But project team insists competition-winning structure is behaving exactly as predicted.
An inquiry has been launched into whether the roof of a competition-winning bus station in the Midlands is sagging.

The investigation at Walsall bus station was ordered after propping used during construction of the elliptical concrete roof was taken away.

“When we started to remove the scaffolding, we discovered some sagging in the roof,” said a spokesperson for client Centro, the West Midlands transport firm.

Removal of the temporary propping, which began two weeks ago, has been halted pending the outcome of the investigation, which is being carried out by project contractor Shepherd.

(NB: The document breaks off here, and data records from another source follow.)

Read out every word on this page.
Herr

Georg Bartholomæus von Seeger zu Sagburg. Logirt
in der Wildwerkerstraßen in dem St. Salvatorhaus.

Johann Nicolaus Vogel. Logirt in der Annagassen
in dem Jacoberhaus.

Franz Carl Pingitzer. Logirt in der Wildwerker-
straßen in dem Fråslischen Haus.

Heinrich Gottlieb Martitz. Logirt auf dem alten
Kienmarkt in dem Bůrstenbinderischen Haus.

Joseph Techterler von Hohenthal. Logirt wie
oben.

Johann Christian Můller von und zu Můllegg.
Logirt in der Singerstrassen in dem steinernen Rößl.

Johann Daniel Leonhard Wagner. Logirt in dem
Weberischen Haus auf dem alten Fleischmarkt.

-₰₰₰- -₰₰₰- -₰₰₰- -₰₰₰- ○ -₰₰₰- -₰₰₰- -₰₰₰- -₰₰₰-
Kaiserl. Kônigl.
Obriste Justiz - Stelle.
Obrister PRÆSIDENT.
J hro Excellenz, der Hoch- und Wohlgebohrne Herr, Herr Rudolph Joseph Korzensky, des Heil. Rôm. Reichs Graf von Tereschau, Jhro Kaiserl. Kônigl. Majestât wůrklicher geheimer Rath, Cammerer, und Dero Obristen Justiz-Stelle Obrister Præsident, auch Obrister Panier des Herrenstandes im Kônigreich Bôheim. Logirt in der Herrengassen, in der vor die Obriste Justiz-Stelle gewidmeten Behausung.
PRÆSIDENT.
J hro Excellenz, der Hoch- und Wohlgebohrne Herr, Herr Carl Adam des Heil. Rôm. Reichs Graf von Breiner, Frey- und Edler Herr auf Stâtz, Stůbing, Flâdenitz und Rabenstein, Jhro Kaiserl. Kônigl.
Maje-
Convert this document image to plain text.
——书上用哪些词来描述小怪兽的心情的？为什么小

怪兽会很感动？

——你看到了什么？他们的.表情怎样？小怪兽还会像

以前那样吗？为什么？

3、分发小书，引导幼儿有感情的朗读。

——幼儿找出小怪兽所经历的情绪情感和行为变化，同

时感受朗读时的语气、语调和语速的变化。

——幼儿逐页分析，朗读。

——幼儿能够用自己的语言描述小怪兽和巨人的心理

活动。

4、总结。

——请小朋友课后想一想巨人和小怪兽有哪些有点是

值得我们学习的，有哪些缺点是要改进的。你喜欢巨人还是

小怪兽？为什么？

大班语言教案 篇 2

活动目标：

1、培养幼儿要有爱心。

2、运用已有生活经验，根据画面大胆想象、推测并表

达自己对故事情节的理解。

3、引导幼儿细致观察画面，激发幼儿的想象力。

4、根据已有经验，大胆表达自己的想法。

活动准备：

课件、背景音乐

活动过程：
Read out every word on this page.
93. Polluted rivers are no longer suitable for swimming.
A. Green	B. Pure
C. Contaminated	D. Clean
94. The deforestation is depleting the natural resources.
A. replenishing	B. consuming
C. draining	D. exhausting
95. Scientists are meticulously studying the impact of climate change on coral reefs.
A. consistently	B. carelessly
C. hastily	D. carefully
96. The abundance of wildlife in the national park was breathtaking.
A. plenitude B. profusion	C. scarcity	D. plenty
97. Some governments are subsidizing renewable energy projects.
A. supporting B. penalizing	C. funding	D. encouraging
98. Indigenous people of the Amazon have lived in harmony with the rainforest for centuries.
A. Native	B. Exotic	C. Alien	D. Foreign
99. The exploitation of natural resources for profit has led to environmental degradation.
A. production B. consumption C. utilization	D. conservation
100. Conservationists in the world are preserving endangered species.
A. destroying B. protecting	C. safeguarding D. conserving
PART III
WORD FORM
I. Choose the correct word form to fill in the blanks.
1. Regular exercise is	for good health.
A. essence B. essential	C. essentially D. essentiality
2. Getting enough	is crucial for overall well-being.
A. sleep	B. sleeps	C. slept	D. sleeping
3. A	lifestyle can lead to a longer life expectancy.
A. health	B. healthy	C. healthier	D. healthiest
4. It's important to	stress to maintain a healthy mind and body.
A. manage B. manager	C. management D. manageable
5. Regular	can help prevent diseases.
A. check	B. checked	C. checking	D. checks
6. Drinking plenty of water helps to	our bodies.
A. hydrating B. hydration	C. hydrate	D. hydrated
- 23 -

Centro ordered structural engineer Atelier One to take action because it was concerned that the roof was not behaving as the engineer had predicted. “It has sagged more than we were expecting,” said the Centro spokesperson, although she added that the movement, known as deflection, was less than 3 inches.

Atelier One director Aran Chadwick denied there was a problem. He said the deflection was in line with predictions.

However, the Centro spokesperson said: “There must be something going on or we would not be doing an investigation.”

Chadwick said the roof might be sagging because parts of it were still under construction. “In its temporary state, it [the roof] will deflect more than in its permanent state,” he said.

He added that the investigation was essentially a discussion about the order in which the props were to be removed.

The temporary propping is the responsibility of Shepherd. Shepherd site manager John Atkinson confirmed that there had been some deflection but emphasised that it was no more than the structural engineer had predicted.

A design team meeting was due to have taken place yesterday to discuss the extent of deflection and decide how to proceed with the removal of the props.

The roof is the main feature of the £3.7m Allford Hall Monaghan Morris-designed station. The concrete canopy is supported on steel, tree-like, columns. Its design features ventilation craters and glazed cowls. When complete the canopy will be carpeted with a layer of cactus-like plants.

Peter Morris, a partner in architect Allford Hall Monaghan Morris, said: “As far as I’m concerned there is no problem. It’s all to do with the removal of the propping.”